Well, that's like the 2-lane Interstate 66 in Lexx... in the desert. Not quite accurate.


The one that bothers me, frequently, is the CW Superhero Shows, that nominally take place in fictional US cities, have a lot of Canadian signs, and Canadian traffic signals.


In CW's The Flash, Central City is obviously based on Portland, OR.  However, STAR Labs, keeps jumping sides of the Willamette River.  In one shot it is nestled between I-5 and the river, just south of the Marquam Bridge (where the lower waterfront development is now), in the next, it is on the east side of the river, where next to the Grand/MLK Viaducts merge, on OR 99E.  May not be directly road related, but annoying to me.


I would mention all the errors regarding ferries in movies that take place in the Puget Sound (Double Jeopardy, Grey's Anatomy, etc), but that would just take too long.

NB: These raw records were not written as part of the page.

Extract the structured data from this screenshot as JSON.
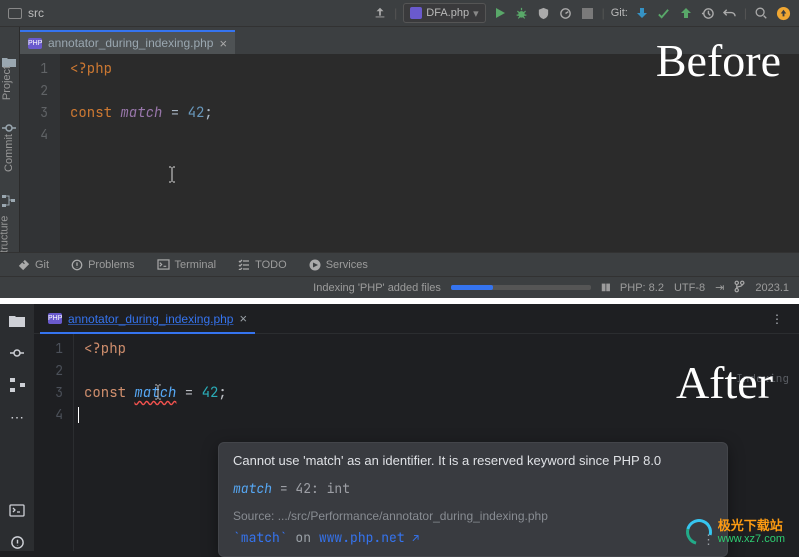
{
  "before": {
    "breadcrumb": "src",
    "run_config": {
      "file_icon": "php",
      "name": "DFA.php"
    },
    "toolbar_icons": [
      "person-icon",
      "run-icon",
      "debug-icon",
      "coverage-icon",
      "profile-icon",
      "stop-icon"
    ],
    "git_label": "Git:",
    "tab": {
      "name": "annotator_during_indexing.php"
    },
    "sidebar": {
      "project": "Project",
      "commit": "Commit",
      "structure": "Structure"
    },
    "gutter": [
      "1",
      "2",
      "3",
      "4"
    ],
    "code": {
      "l1": "<?php",
      "l3_kw": "const ",
      "l3_id": "match",
      "l3_eq": " = ",
      "l3_num": "42",
      "l3_semi": ";"
    },
    "tools": {
      "git": "Git",
      "problems": "Problems",
      "terminal": "Terminal",
      "todo": "TODO",
      "services": "Services"
    },
    "status": {
      "indexing": "Indexing 'PHP' added files",
      "php": "PHP: 8.2",
      "encoding": "UTF-8",
      "year": "2023.1"
    },
    "label": "Before"
  },
  "after": {
    "tab": {
      "name": "annotator_during_indexing.php"
    },
    "gutter": [
      "1",
      "2",
      "3",
      "4"
    ],
    "code": {
      "l1": "<?php",
      "l3_kw": "const ",
      "l3_id": "match",
      "l3_eq": " = ",
      "l3_num": "42",
      "l3_semi": ";"
    },
    "indexing": "Indexing",
    "tooltip": {
      "message": "Cannot use 'match' as an identifier. It is a reserved keyword since PHP 8.0",
      "eval_id": "match",
      "eval_eq": " = 42: ",
      "eval_type": "int",
      "source_label": "Source:  ",
      "source_path": ".../src/Performance/annotator_during_indexing.php",
      "link_code": "`match`",
      "link_on": " on ",
      "link_site": "www.php.net",
      "link_arrow": "↗"
    },
    "label": "After"
  },
  "watermark": {
    "cn": "极光下载站",
    "url": "www.xz7.com"
  }
}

That's because the CW's budget for shows makes shooting in Los Angeles too expensive, so they shoot in Vancouver. This is also why Calista Flockhart's character became part-time on Supergirl when it switched from CBS to the CW; she didn't want to move when production moved to Canada.

Season One of the Flash made me speculate that Central City is in Canada, regardless. This is because they used B.C. Place for a scene in which Flash and Reverse Flash fought each other and I noticed the field was set up for Canadian football (goal posts on the goal line and a 55-yard line). So if Arrow's Star City is 600 miles away, as was once claimed when Flash ran there for an episode, and is also on a coast, then Star City is between Medford, OR and Eureka, CA .

Also, to the poster that started the thread, I found the U.S. 44 shield in Missouri in "Founder" interesting as well and also noticed in a later scene that there was also a U.S. 17 shield in a scene set in Arizona. That makes me think that whoever set up those shots thinks that interstate highways were once U.S routes that got promoted.